HoloFlex: A Flexible Smartphone with a Holographic Display

This prototype smartphone has a holographic lightfield displays glasses-free 3-D images, and a structure that bends for depth interaction

3 min read

Queens Univesity's Holoflex bendable 3-D smartphone.
Photo: The Human Media Lab/Queen’s University

Based on how things have been going for the last few years, it seems like we're getting awfully close to hitting peak smartphone, where new phones have run out of ways to differentiate themselves besides being slightly faster or slimmer or brighter or whatever. We’ve almost forgotten what it’s like to see brand new phones with a fundamentally new and exciting technologies inside of them. Oh, you've got a fingerprint sensor that's under the screen now instead of under the bezel? Hooray.

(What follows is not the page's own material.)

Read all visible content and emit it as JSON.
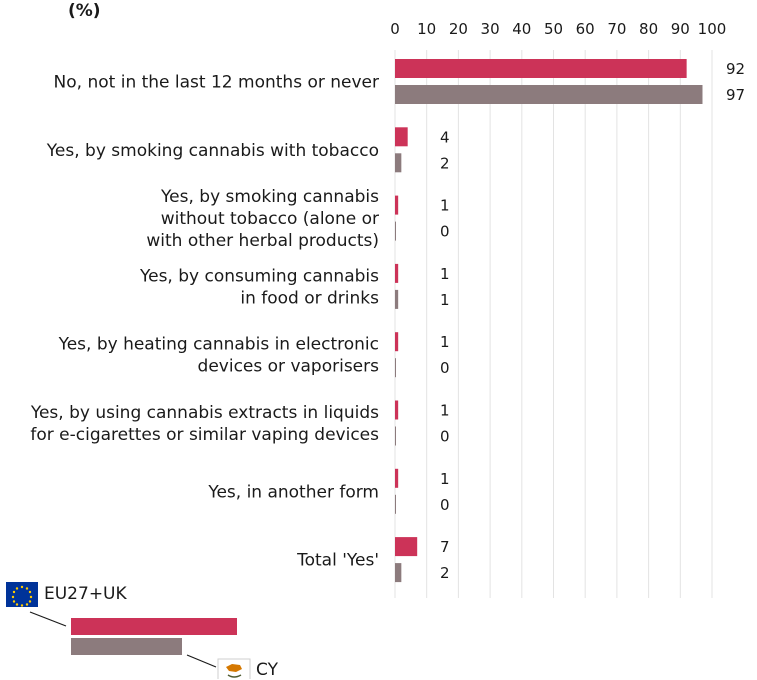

Fortunately for tech lovers everywhere, the Queen’s University Human Media Lab in Canada is keeping busy reminding us that smartphone hardware really does have a future that's worth getting excited about. Their latest prototype is the HoloFlex, which runs Android Lollipop, includes a full HD screen, and is powered by a 1.5 GHz Qualcomm Snapdragon 810 processor with a dedicated GPU and 2GB of RAM.

And did we mention that you can bend it, and that it has a holographic lightfield display that can project glasses-free 3-D images to multiple users simultaneously? Because it’s got that stuff going for it, too.

Let's take a look at the display first. It's based on a FOLED (flexible OLED) screen with a resolution of 1920 x 1080 pixels (403 dpi) and a touch layer. On top of that is a 3-D printed flexible lens array made up of 16,640 half-dome shaped droplets in a 160 x 104 hexagonal matrix. Each lens projects the 12 pixel-wide circular area directly underneath it out into space, and each of those approximately 80 pixel image blocks contains information about the entire scene from a virtual camera position that's unique to the position of the lens. Essentially, each of those 16,640 lenses is projecting a slightly different view of the same scene, and all of those image blocks together represent 3-D information about the full scene over a field of view of about 35 degrees.

imgIllustration: The Human Media Lab/Queen’s University

We keep using the word “information” here because this is a lightfield display, which renders images holographically. A hologram looks three dimensional because the lightfield that it’s based on doesn't just include information about where a pixel is on the x-y plane as a traditional display does, but also information about the angle of light rays. In other words, it’s reconstruction of all of the information about a scene, not just a snapshot of a scene from one single perspective. You can replicate this effect in software, calculating the lightfield that an arbitrary scene would create. Then your array of image blocks and lens droplets can distribute the light rays across multiple perspectives simultaneously to generate a hologram of whatever you want. 

The upshot of this is that HoloFlex can transform software models into lightfield display-based holograms, resulting in images that have depth and exhibit motion parallax and can be viewed from multiple perspectives by multiple users. The resolution isn't great (just 160 x 104), but no weird glasses or tracking is necessary. I'm sure the (2-D) video doesn't do the effect justice.

imgPhoto: The Human Media Lab/Queen’s University

imgIllustration: The Human Media Lab/Queen’s University

Now that you’ve got this awesome holographic smartphone display with a useful z-axis, you need some way of interacting with it. Why use something clunky like gestures when, thanks to flexible electronics, you could just bend the entire phone itself? The left side of the phone is rigid, while the rest of it acts like a spring, providing passive haptic feedback for intuitive control over the z-dimension. And as a side benefit, bending the phone makes it the holograms seem even more three dimensional, as they can “jump” across the display.

This is by far one of the smallest and most mobile lightfield displays we've ever seen, and both of these demos (editing of a model for 3-D printing, and gaming) actually seem like useful applications for the technology rather than just novelties. The Queens inventors don't make any mention of commercialization, but it’s worth noting that the only bit of hardware that isn't commercially available (or close to it) is the microlens array, and that’s 3-D printed. Does this mean that we're likely to see smartphones with holographic displays on the market sometime soon? Probably not. But at some point, maybe. At the very least, it’s things like this that could mean that peak smartphone hasn’t quite hit yet.